Signes extérieurs de piété, ces appareils souvent fabriqués en Chine conjuguent islam et électronique et semblent comme autant de moyens d’immerger la religion dans le quotidien des Égyptiens.
Ainsi, ces petits boîtiers noirs à 7 livres égyptiennes (LE, moins d’un euro) qui se déclenchent à l’ouverture des portières ou au démarrage des voitures pour déverser des prières venant s’ajouter à la cacophonie cairote.
Prisés par les chauffeurs de taxi, ils sont très populaires depuis quelques mois, assure Mohammad Mahmoud, vendeur à la sauvette sur le marché de Tawfiquiyah, au Caire.
« On peut aussi les mettre dans les ascenseurs », affirme le jeune homme.
« En tant que musulman, je trouve qu’entendre ces prières est de bon augure pour la journée », explique Oussama Abdel Hamid, professeur d’économie à l’Université du Caire, venu acheter un boîtier de fabrication thaïlandaise.
Plus élaboré, un autre musulman, Ayat, a été présenté que cet audiophone permet de sélectionner, en anglais et en arabe, le nombre de génuflexions nécessaires pour le type de prière souhaitée ou d’écouter en boucle des sourates du Coran pour les mémoriser.

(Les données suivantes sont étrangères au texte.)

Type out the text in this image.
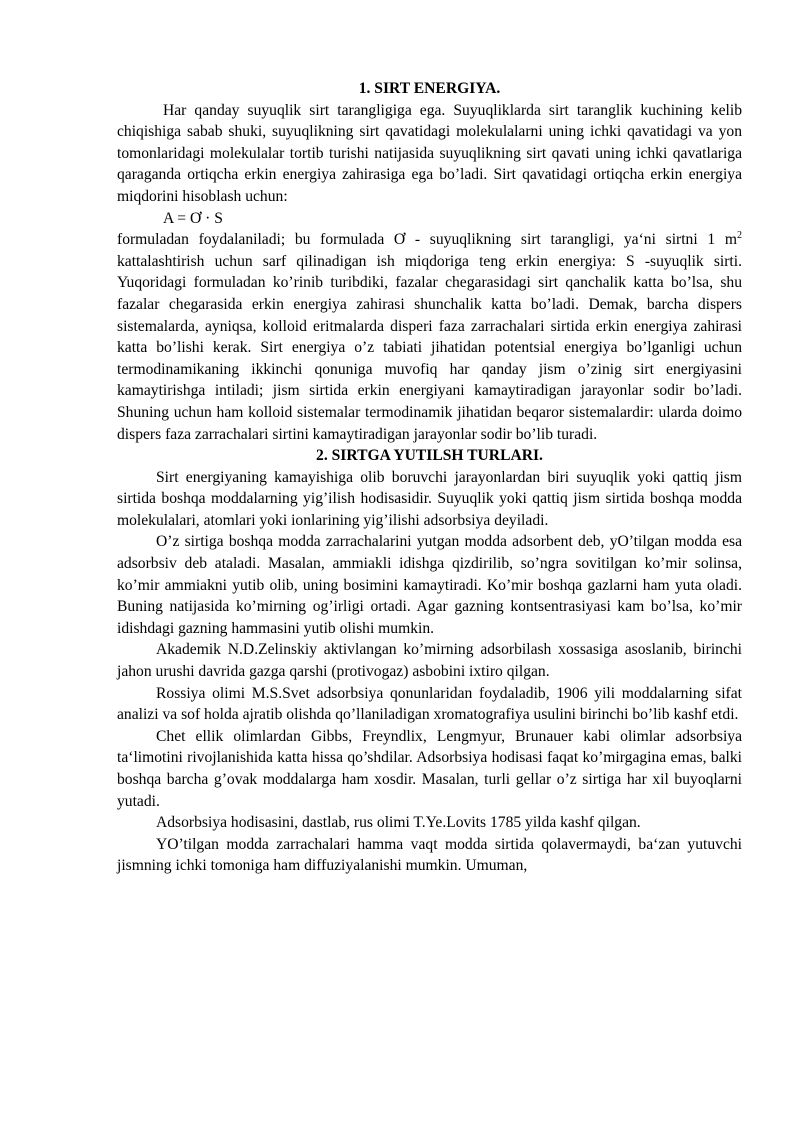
1. SIRT ENERGIYA.

Har qanday suyuqlik sirt tarangligiga ega. Suyuqliklarda sirt taranglik kuchining kelib chiqishiga sabab shuki, suyuqlikning sirt qavatidagi molekulalarni uning ichki qavatidagi va yon tomonlaridagi molekulalar tortib turishi natijasida suyuqlikning sirt qavati uning ichki qavatlariga qaraganda ortiqcha erkin energiya zahirasiga ega bo’ladi. Sirt qavatidagi ortiqcha erkin energiya miqdorini hisoblash uchun:

A = Ơ · S

formuladan foydalaniladi; bu formulada Ơ - suyuqlikning sirt tarangligi, ya‘ni sirtni 1 $m^2$ kattalashtirish uchun sarf qilinadigan ish miqdoriga teng erkin energiya: S -suyuqlik sirti. Yuqoridagi formuladan ko’rinib turibdiki, fazalar chegarasidagi sirt qanchalik katta bo’lsa, shu fazalar chegarasida erkin energiya zahirasi shunchalik katta bo’ladi. Demak, barcha dispers sistemalarda, ayniqsa, kolloid eritmalarda disperi faza zarrachalari sirtida erkin energiya zahirasi katta bo’lishi kerak. Sirt energiya o’z tabiati jihatidan potentsial energiya bo’lganligi uchun termodinamikaning ikkinchi qonuniga muvofiq har qanday jism o’zinig sirt energiyasini kamaytirishga intiladi; jism sirtida erkin energiyani kamaytiradigan jarayonlar sodir bo’ladi. Shuning uchun ham kolloid sistemalar termodinamik jihatidan beqaror sistemalardir: ularda doimo dispers faza zarrachalari sirtini kamaytiradigan jarayonlar sodir bo’lib turadi.

2. SIRTGA YUTILSH TURLARI.

Sirt energiyaning kamayishiga olib boruvchi jarayonlardan biri suyuqlik yoki qattiq jism sirtida boshqa moddalarning yig’ilish hodisasidir. Suyuqlik yoki qattiq jism sirtida boshqa modda molekulalari, atomlari yoki ionlarining yig’ilishi adsorbsiya deyiladi.

O’z sirtiga boshqa modda zarrachalarini yutgan modda adsorbent deb, yO’tilgan modda esa adsorbsiv deb ataladi. Masalan, ammiakli idishga qizdirilib, so’ngra sovitilgan ko’mir solinsa, ko’mir ammiakni yutib olib, uning bosimini kamaytiradi. Ko’mir boshqa gazlarni ham yuta oladi. Buning natijasida ko’mirning og’irligi ortadi. Agar gazning kontsentrasiyasi kam bo’lsa, ko’mir idishdagi gazning hammasini yutib olishi mumkin.

Akademik N.D.Zelinskiy aktivlangan ko’mirning adsorbilash xossasiga asoslanib, birinchi jahon urushi davrida gazga qarshi (protivogaz) asbobini ixtiro qilgan.

Rossiya olimi M.S.Svet adsorbsiya qonunlaridan foydaladib, 1906 yili moddalarning sifat analizi va sof holda ajratib olishda qo’llaniladigan xromatografiya usulini birinchi bo’lib kashf etdi.

Chet ellik olimlardan Gibbs, Freyndlix, Lengmyur, Brunauer kabi olimlar adsorbsiya ta‘limotini rivojlanishida katta hissa qo’shdilar. Adsorbsiya hodisasi faqat ko’mirgagina emas, balki boshqa barcha g’ovak moddalarga ham xosdir. Masalan, turli gellar o’z sirtiga har xil buyoqlarni yutadi.

Adsorbsiya hodisasini, dastlab, rus olimi T.Ye.Lovits 1785 yilda kashf qilgan.

YO’tilgan modda zarrachalari hamma vaqt modda sirtida qolavermaydi, ba‘zan yutuvchi jismning ichki tomoniga ham diffuziyalanishi mumkin. Umuman,
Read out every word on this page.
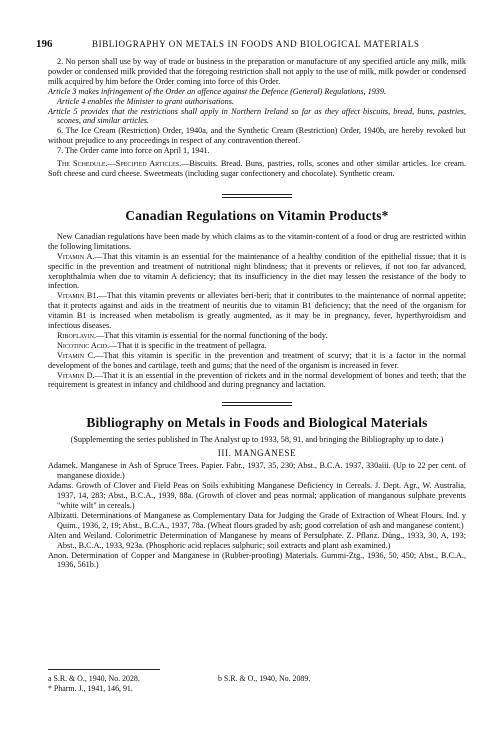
196	BIBLIOGRAPHY ON METALS IN FOODS AND BIOLOGICAL MATERIALS

2. No person shall use by way of trade or business in the preparation or manufacture of any specified article any milk, milk powder or condensed milk provided that the foregoing restriction shall not apply to the use of milk, milk powder or condensed milk acquired by him before the Order coming into force of this Order.

Article 3 makes infringement of the Order an offence against the Defence (General) Regulations, 1939.

Article 4 enables the Minister to grant authorisations.

Article 5 provides that the restrictions shall apply in Northern Ireland so far as they affect biscuits, bread, buns, pastries, scones, and similar articles.

6. The Ice Cream (Restriction) Order, 1940a, and the Synthetic Cream (Restriction) Order, 1940b, are hereby revoked but without prejudice to any proceedings in respect of any contravention thereof.

7. The Order came into force on April 1, 1941.

The Schedule.—Specified Articles.—Biscuits. Bread. Buns, pastries, rolls, scones and other similar articles. Ice cream. Soft cheese and curd cheese. Sweetmeats (including sugar confectionery and chocolate). Synthetic cream.

Canadian Regulations on Vitamin Products*

New Canadian regulations have been made by which claims as to the vitamin-content of a food or drug are restricted within the following limitations.

Vitamin A.—That this vitamin is an essential for the maintenance of a healthy condition of the epithelial tissue; that it is specific in the prevention and treatment of nutritional night blindness; that it prevents or relieves, if not too far advanced, xerophthalmia when due to vitamin A deficiency; that its insufficiency in the diet may lessen the resistance of the body to infection.

Vitamin B1.—That this vitamin prevents or alleviates beri-beri; that it contributes to the maintenance of normal appetite; that it protects against and aids in the treatment of neuritis due to vitamin B1 deficiency; that the need of the organism for vitamin B1 is increased when metabolism is greatly augmented, as it may be in pregnancy, fever, hyperthyroidism and infectious diseases.

Riboflavin.—That this vitamin is essential for the normal functioning of the body.

Nicotinic Acid.—That it is specific in the treatment of pellagra.

Vitamin C.—That this vitamin is specific in the prevention and treatment of scurvy; that it is a factor in the normal development of the bones and cartilage, teeth and gums; that the need of the organism is increased in fever.

Vitamin D.—That it is an essential in the prevention of rickets and in the normal development of bones and teeth; that the requirement is greatest in infancy and childhood and during pregnancy and lactation.

Bibliography on Metals in Foods and Biological Materials

(Supplementing the series published in The Analyst up to 1933, 58, 91, and bringing the Bibliography up to date.)

III. MANGANESE

Adamek. Manganese in Ash of Spruce Trees. Papier. Fabr., 1937, 35, 230; Abst., B.C.A. 1937, 330aiii. (Up to 22 per cent. of manganese dioxide.)

Adams. Growth of Clover and Field Peas on Soils exhibiting Manganese Deficiency in Cereals. J. Dept. Agr., W. Australia, 1937, 14, 283; Abst., B.C.A., 1939, 88a. (Growth of clover and peas normal; application of manganous sulphate prevents "white wilt" in cereals.)

Albizatti. Determinations of Manganese as Complementary Data for Judging the Grade of Extraction of Wheat Flours. Ind. y Quim., 1936, 2, 19; Abst., B.C.A., 1937, 78a. (Wheat flours graded by ash; good correlation of ash and manganese content.)

Alten and Weiland. Colorimetric Determination of Manganese by means of Persulphate. Z. Pflanz. Düng., 1933, 30, A, 193; Abst., B.C.A., 1933, 923a. (Phosphoric acid replaces sulphuric; soil extracts and plant ash examined.)

Anon. Determination of Copper and Manganese in (Rubber-proofing) Materials. Gummi-Ztg., 1936, 50, 450; Abst., B.C.A., 1936, 561b.)

a S.R. & O., 1940, No. 2028.	b S.R. & O., 1940, No. 2089.
* Pharm. J., 1941, 146, 91.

Chérif Danech, ingénieur Franco-Égypto-Américain, dit avoir eu l’idée d’Ayat en écoutant son iPod dans un avion. Avant de lancer son produit, il a obtenu l’approbation d’al-Azhar, la plus haute autorité de l’islam, et de Dar el-Ifta, siège du grand mufti d’Égypte, Ali Gomaa. Ce dignitaire musulman avait condamné en 2005 l’utilisation des versets du Coran pour les sonneries ou les messageries de téléphone portable, la qualifiant d’« inacceptable parce que cela dévalorise le Saint Livre ». S’il refuse de dévoiler le nombre exact d’appareils vendus, M. Danech concède que « plusieurs milliers » ont été écoulés ces derniers mois.